Remember reviewers are constructive critics, not co-authors. Often well meaning reviewers insist authors spend considerable effort working and reworking their papers in an effort to perfect them—according to the reviewer’s subjective perspective. By the time this process is finished, the reviewer is really a hidden co-author or what Arthur Bedeian calls a "ghostwriter". Keep in mind that study after study of the review process has shown that reviewers don’t agree with one another, and what one insists is a better way of doing something another will insist is not.

Good Review Practices

1. Don’t confuse quantity with quality. A good review outlines the major strengths and weaknesses and explains flaws. It may give some advice for improvements, perhaps by clarifying things that need clarification. In most cases a page or two is sufficient, although some reviewers can be longwinded, and might spend several pages just covering a few modest points.

2. Avoid attributional remarks about authors. Comments should be about the paper and not the author. Don’t assume that a failure to state something clearly reflects on the author’s abilities. There is no reason to insult an author.

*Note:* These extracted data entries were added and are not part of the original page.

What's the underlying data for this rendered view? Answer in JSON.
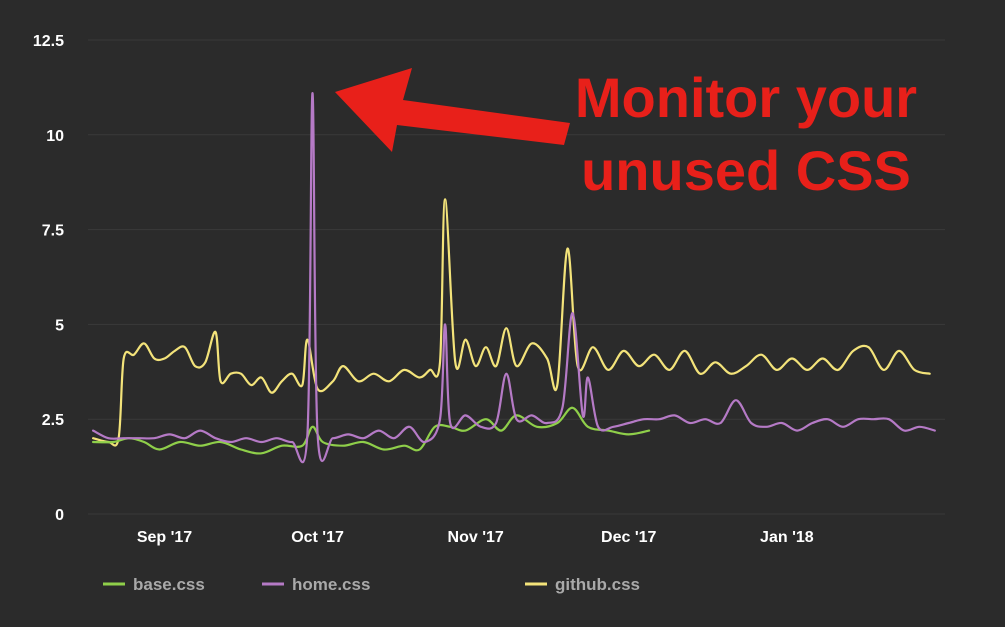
{
  "colors": {
    "background": "#2b2b2b",
    "grid": "#3a3a3a",
    "tick_text": "#ffffff",
    "legend_text": "#a9a9a9",
    "annotation": "#e8201a",
    "base": "#8fcf4a",
    "home": "#b57ac6",
    "github": "#f3e37a"
  },
  "annotation": {
    "line1": "Monitor your",
    "line2": "unused CSS"
  },
  "chart_data": {
    "type": "line",
    "title": "",
    "xlabel": "",
    "ylabel": "",
    "ylim": [
      0,
      12.5
    ],
    "yticks": [
      0,
      2.5,
      5,
      7.5,
      10,
      12.5
    ],
    "ytick_labels": [
      "0",
      "2.5",
      "5",
      "7.5",
      "10",
      "12.5"
    ],
    "xlim": [
      "2017-08-17",
      "2018-02-01"
    ],
    "xticks": [
      "2017-09-01",
      "2017-10-01",
      "2017-11-01",
      "2017-12-01",
      "2018-01-01"
    ],
    "xtick_labels": [
      "Sep '17",
      "Oct '17",
      "Nov '17",
      "Dec '17",
      "Jan '18"
    ],
    "grid": "horizontal",
    "legend_position": "bottom",
    "series": [
      {
        "name": "base.css",
        "color": "#8fcf4a",
        "points": [
          [
            "2017-08-18",
            1.9
          ],
          [
            "2017-08-22",
            1.9
          ],
          [
            "2017-08-25",
            2.0
          ],
          [
            "2017-08-28",
            1.9
          ],
          [
            "2017-08-31",
            1.7
          ],
          [
            "2017-09-04",
            1.9
          ],
          [
            "2017-09-08",
            1.8
          ],
          [
            "2017-09-12",
            1.9
          ],
          [
            "2017-09-16",
            1.7
          ],
          [
            "2017-09-20",
            1.6
          ],
          [
            "2017-09-24",
            1.8
          ],
          [
            "2017-09-28",
            1.8
          ],
          [
            "2017-09-30",
            2.3
          ],
          [
            "2017-10-02",
            1.9
          ],
          [
            "2017-10-06",
            1.8
          ],
          [
            "2017-10-10",
            1.9
          ],
          [
            "2017-10-14",
            1.7
          ],
          [
            "2017-10-18",
            1.8
          ],
          [
            "2017-10-21",
            1.7
          ],
          [
            "2017-10-24",
            2.3
          ],
          [
            "2017-10-27",
            2.3
          ],
          [
            "2017-10-30",
            2.2
          ],
          [
            "2017-11-03",
            2.5
          ],
          [
            "2017-11-06",
            2.2
          ],
          [
            "2017-11-09",
            2.6
          ],
          [
            "2017-11-13",
            2.3
          ],
          [
            "2017-11-17",
            2.4
          ],
          [
            "2017-11-20",
            2.8
          ],
          [
            "2017-11-23",
            2.3
          ],
          [
            "2017-11-27",
            2.2
          ],
          [
            "2017-12-01",
            2.1
          ],
          [
            "2017-12-05",
            2.2
          ]
        ]
      },
      {
        "name": "home.css",
        "color": "#b57ac6",
        "points": [
          [
            "2017-08-18",
            2.2
          ],
          [
            "2017-08-21",
            2.0
          ],
          [
            "2017-08-24",
            2.0
          ],
          [
            "2017-08-27",
            2.0
          ],
          [
            "2017-08-30",
            2.0
          ],
          [
            "2017-09-02",
            2.1
          ],
          [
            "2017-09-05",
            2.0
          ],
          [
            "2017-09-08",
            2.2
          ],
          [
            "2017-09-11",
            2.0
          ],
          [
            "2017-09-14",
            1.9
          ],
          [
            "2017-09-17",
            2.0
          ],
          [
            "2017-09-20",
            1.9
          ],
          [
            "2017-09-23",
            2.0
          ],
          [
            "2017-09-26",
            1.9
          ],
          [
            "2017-09-29",
            2.1
          ],
          [
            "2017-09-30",
            11.1
          ],
          [
            "2017-10-01",
            2.1
          ],
          [
            "2017-10-04",
            2.0
          ],
          [
            "2017-10-07",
            2.1
          ],
          [
            "2017-10-10",
            2.0
          ],
          [
            "2017-10-13",
            2.2
          ],
          [
            "2017-10-16",
            2.0
          ],
          [
            "2017-10-19",
            2.3
          ],
          [
            "2017-10-22",
            1.9
          ],
          [
            "2017-10-25",
            2.5
          ],
          [
            "2017-10-26",
            5.0
          ],
          [
            "2017-10-27",
            2.4
          ],
          [
            "2017-10-30",
            2.6
          ],
          [
            "2017-11-02",
            2.3
          ],
          [
            "2017-11-05",
            2.4
          ],
          [
            "2017-11-07",
            3.7
          ],
          [
            "2017-11-09",
            2.5
          ],
          [
            "2017-11-12",
            2.6
          ],
          [
            "2017-11-15",
            2.4
          ],
          [
            "2017-11-18",
            2.8
          ],
          [
            "2017-11-20",
            5.3
          ],
          [
            "2017-11-22",
            2.6
          ],
          [
            "2017-11-23",
            3.6
          ],
          [
            "2017-11-25",
            2.3
          ],
          [
            "2017-11-28",
            2.3
          ],
          [
            "2017-12-01",
            2.4
          ],
          [
            "2017-12-04",
            2.5
          ],
          [
            "2017-12-07",
            2.5
          ],
          [
            "2017-12-10",
            2.6
          ],
          [
            "2017-12-13",
            2.4
          ],
          [
            "2017-12-16",
            2.5
          ],
          [
            "2017-12-19",
            2.4
          ],
          [
            "2017-12-22",
            3.0
          ],
          [
            "2017-12-25",
            2.4
          ],
          [
            "2017-12-28",
            2.3
          ],
          [
            "2017-12-31",
            2.4
          ],
          [
            "2018-01-03",
            2.2
          ],
          [
            "2018-01-06",
            2.4
          ],
          [
            "2018-01-09",
            2.5
          ],
          [
            "2018-01-12",
            2.3
          ],
          [
            "2018-01-15",
            2.5
          ],
          [
            "2018-01-18",
            2.5
          ],
          [
            "2018-01-21",
            2.5
          ],
          [
            "2018-01-24",
            2.2
          ],
          [
            "2018-01-27",
            2.3
          ],
          [
            "2018-01-30",
            2.2
          ]
        ]
      },
      {
        "name": "github.css",
        "color": "#f3e37a",
        "points": [
          [
            "2017-08-18",
            2.0
          ],
          [
            "2017-08-21",
            1.9
          ],
          [
            "2017-08-23",
            2.0
          ],
          [
            "2017-08-24",
            4.1
          ],
          [
            "2017-08-26",
            4.2
          ],
          [
            "2017-08-28",
            4.5
          ],
          [
            "2017-08-30",
            4.1
          ],
          [
            "2017-09-01",
            4.1
          ],
          [
            "2017-09-03",
            4.3
          ],
          [
            "2017-09-05",
            4.4
          ],
          [
            "2017-09-07",
            3.9
          ],
          [
            "2017-09-09",
            4.0
          ],
          [
            "2017-09-11",
            4.8
          ],
          [
            "2017-09-12",
            3.5
          ],
          [
            "2017-09-14",
            3.7
          ],
          [
            "2017-09-16",
            3.7
          ],
          [
            "2017-09-18",
            3.4
          ],
          [
            "2017-09-20",
            3.6
          ],
          [
            "2017-09-22",
            3.2
          ],
          [
            "2017-09-24",
            3.5
          ],
          [
            "2017-09-26",
            3.7
          ],
          [
            "2017-09-28",
            3.4
          ],
          [
            "2017-09-29",
            4.6
          ],
          [
            "2017-10-01",
            3.3
          ],
          [
            "2017-10-04",
            3.5
          ],
          [
            "2017-10-06",
            3.9
          ],
          [
            "2017-10-09",
            3.5
          ],
          [
            "2017-10-12",
            3.7
          ],
          [
            "2017-10-15",
            3.5
          ],
          [
            "2017-10-18",
            3.8
          ],
          [
            "2017-10-21",
            3.6
          ],
          [
            "2017-10-23",
            3.8
          ],
          [
            "2017-10-25",
            4.0
          ],
          [
            "2017-10-26",
            8.3
          ],
          [
            "2017-10-28",
            4.0
          ],
          [
            "2017-10-30",
            4.6
          ],
          [
            "2017-11-01",
            3.9
          ],
          [
            "2017-11-03",
            4.4
          ],
          [
            "2017-11-05",
            3.9
          ],
          [
            "2017-11-07",
            4.9
          ],
          [
            "2017-11-09",
            3.9
          ],
          [
            "2017-11-12",
            4.5
          ],
          [
            "2017-11-15",
            4.1
          ],
          [
            "2017-11-17",
            3.4
          ],
          [
            "2017-11-19",
            7.0
          ],
          [
            "2017-11-21",
            3.9
          ],
          [
            "2017-11-24",
            4.4
          ],
          [
            "2017-11-27",
            3.8
          ],
          [
            "2017-11-30",
            4.3
          ],
          [
            "2017-12-03",
            3.9
          ],
          [
            "2017-12-06",
            4.2
          ],
          [
            "2017-12-09",
            3.8
          ],
          [
            "2017-12-12",
            4.3
          ],
          [
            "2017-12-15",
            3.7
          ],
          [
            "2017-12-18",
            4.0
          ],
          [
            "2017-12-21",
            3.7
          ],
          [
            "2017-12-24",
            3.9
          ],
          [
            "2017-12-27",
            4.2
          ],
          [
            "2017-12-30",
            3.8
          ],
          [
            "2018-01-02",
            4.1
          ],
          [
            "2018-01-05",
            3.8
          ],
          [
            "2018-01-08",
            4.1
          ],
          [
            "2018-01-11",
            3.8
          ],
          [
            "2018-01-14",
            4.3
          ],
          [
            "2018-01-17",
            4.4
          ],
          [
            "2018-01-20",
            3.8
          ],
          [
            "2018-01-23",
            4.3
          ],
          [
            "2018-01-26",
            3.8
          ],
          [
            "2018-01-29",
            3.7
          ]
        ]
      }
    ]
  }
}
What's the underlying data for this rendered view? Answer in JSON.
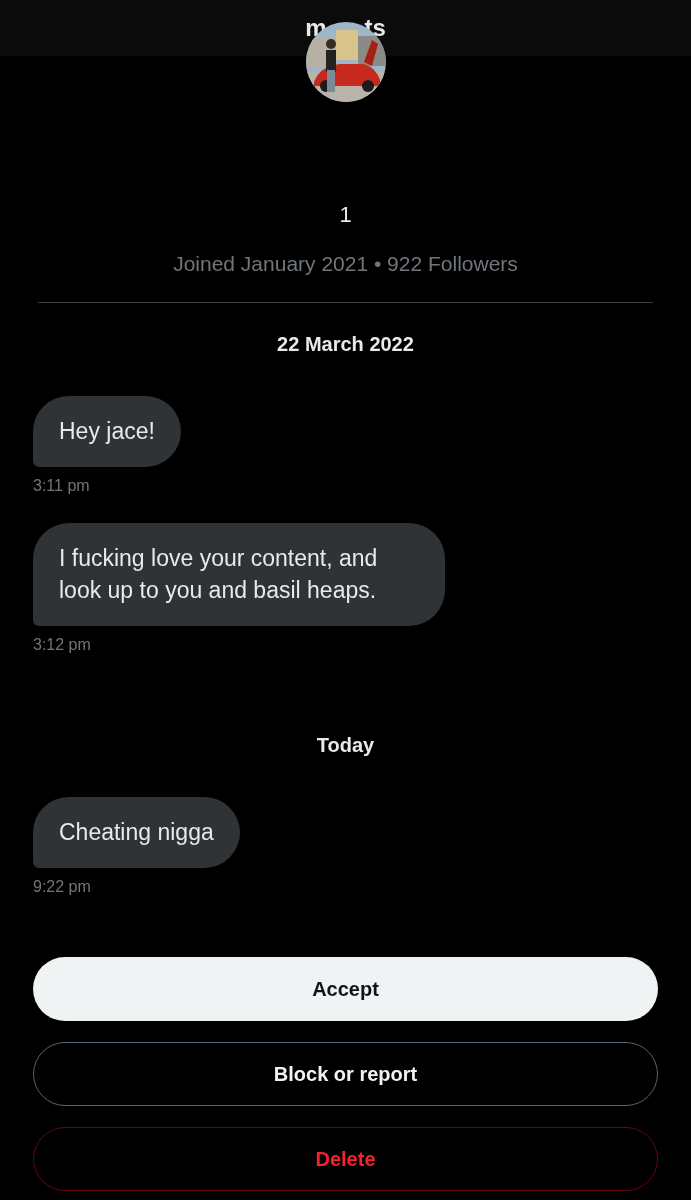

NO: "The author doesn’t understand the basic idea of this theory."

"The author is not thinking clearly on this issue."

YES: "The basic idea of this theory is not clearly described."

"The logic in the explanation on page__ is flawed."

3. Avoid rhetorical questions that involve things that can’t be changed and may not be critical. Only raise issues that are important and not as questions.

NO: "Why did you collect all data from a single organization rather than several?"

"Why didn’t you use the ABCD rather than the EFGH to assess the constructs?"

YES: "The nature of the question asked cannot be addressed with data from a single

organization because..."

"The EFGH is not a valid measure of the constructs of interest because..."

In both cases the issue should only be raised if there is a question about the appropriateness of what was done. Rhetorical questions don’t make clear whether or not what was done was appropriate and they fail to provide clear guidance about what does or does not need to be done.

4. Don’t insist that authors should have used a methodology that they could not have known about when the data were collected. I’ve seen reviewers complain that a new scale should have been used, but that scale wasn’t published until after data collection was done, e.g., the paper says the data were collected in 1995 and the new scale wasn’t developed until 1996.

NO: "The new ABCD scale should have been used."

YES: "The authors might consider using the new ABCD scale in their future work in this

area"

5. Authors should be free to choose their own methodological and theoretical approaches as long as they are appropriate. Too many reviewers have a linear view of scientific progress and assume that the latest article on a topic is the latest word and represents the next step in a progression toward ultimate truth. In reality science doesn’t progress linearly, but advances through a multitude of approaches. A healthy science allows researchers to approach problems from a variety of positions and use diverse methods. Reviewers should resist the temptation to force other’s research into their own frameworks. Not every personality paper must (or should) use the five factor (Big Five) model, and not all factor analysis must be confirmatory using structural equation modeling software. Both of these are controversial, but extremely popular approaches, which I've seen crammed down authors’ throats.

6. Be clear in distinguishing what is a friendly suggestion from what is necessary (see also point 4).

NO: "Smith (1995) was not cited."

YES: "The authors might find Smith (1995) interesting."

7. Be a little tolerant about less than perfect writing. The goal should be clear communication. With a growing number of international scholars, this is likely to become more common place. The major role of the reviewer is to evaluate scientific merits rather than grammar. Specific copy editing comments are far more helpful than complaints that a paper is poorly written.

8. Provide a dispassionate and objective review. If you find the paper annoys or angers you (perhaps by criticizing your own work), you should probably decline doing the review, and at very least, you should let the editor know that you might not be completely objective.